Mere terror, even in that moderated degree of which I am speaking, does not produce the sublime by itself; for if an angry man flourishes a loaded pistol near me, in all directions, and exhibits a very careless management of that interesting machine, I have fear in a certain degree, without a particle of sublimity. If a cow show some slight disposition to run at me as I am crossing a field, I am frightened, but my mind experiences nothing of the sublime. If I am attended by a bad apothecary in an illness, I am excessively frightened, but he never appears to me in the light of a sublime apothecary. Fear, therefore, commonly enters into the feeling of the sublime as an ingredient; or rather, I should say, is an ingredient of the cause of that feeling; though it cannot excite it by itself. But some men tell you it is not fear which is the ingredient, but awe; but is not fear an ingredient of awe? - for what is awe, but fear and admiration mingled together; both existing, perhaps, in a less degree, than they are to be met with in the sublime? But if the feeling of awe be not of the family of fear, I am quite ignorant both of its genealogy and nature.

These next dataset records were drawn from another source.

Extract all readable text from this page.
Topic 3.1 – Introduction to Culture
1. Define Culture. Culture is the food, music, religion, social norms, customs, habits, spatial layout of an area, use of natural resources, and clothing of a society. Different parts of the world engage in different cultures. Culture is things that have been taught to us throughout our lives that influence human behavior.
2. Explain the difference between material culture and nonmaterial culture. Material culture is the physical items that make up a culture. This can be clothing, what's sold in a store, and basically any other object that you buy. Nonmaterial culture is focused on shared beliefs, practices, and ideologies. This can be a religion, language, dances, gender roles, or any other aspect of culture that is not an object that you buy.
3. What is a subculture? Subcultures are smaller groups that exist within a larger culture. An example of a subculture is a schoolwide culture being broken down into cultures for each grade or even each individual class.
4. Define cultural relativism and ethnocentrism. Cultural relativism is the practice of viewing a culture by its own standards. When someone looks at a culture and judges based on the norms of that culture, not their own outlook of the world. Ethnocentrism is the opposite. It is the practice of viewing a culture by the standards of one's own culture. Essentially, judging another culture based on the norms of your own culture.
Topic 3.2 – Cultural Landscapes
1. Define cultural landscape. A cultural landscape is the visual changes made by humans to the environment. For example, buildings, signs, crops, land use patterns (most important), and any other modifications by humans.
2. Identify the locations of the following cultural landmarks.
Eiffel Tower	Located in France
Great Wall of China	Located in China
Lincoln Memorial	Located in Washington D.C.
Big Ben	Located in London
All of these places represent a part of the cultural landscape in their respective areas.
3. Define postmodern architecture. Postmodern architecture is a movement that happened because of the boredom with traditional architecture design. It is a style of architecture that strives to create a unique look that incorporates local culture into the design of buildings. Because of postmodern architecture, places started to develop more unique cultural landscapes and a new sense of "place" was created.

A mixture of wonder and terror almost always excites the feeling of the sublime. Extraordinary power generally excites the feeling of the sublime by these means, — by mixing wonder with terror. A person who has never seen any thing of the kind but a little boat, would think a sloop of eighty tons a goodly and somewhat of a grand object, if all her sails were set, and she were going gallantly before the wind; but a first-rate man-of-war would sail over such a sloop, and send her to the bottom, without any person on board the man-of-war perceiving that they had encountered any obstacle. Such power is wonderful and terrible, therefore, sublime.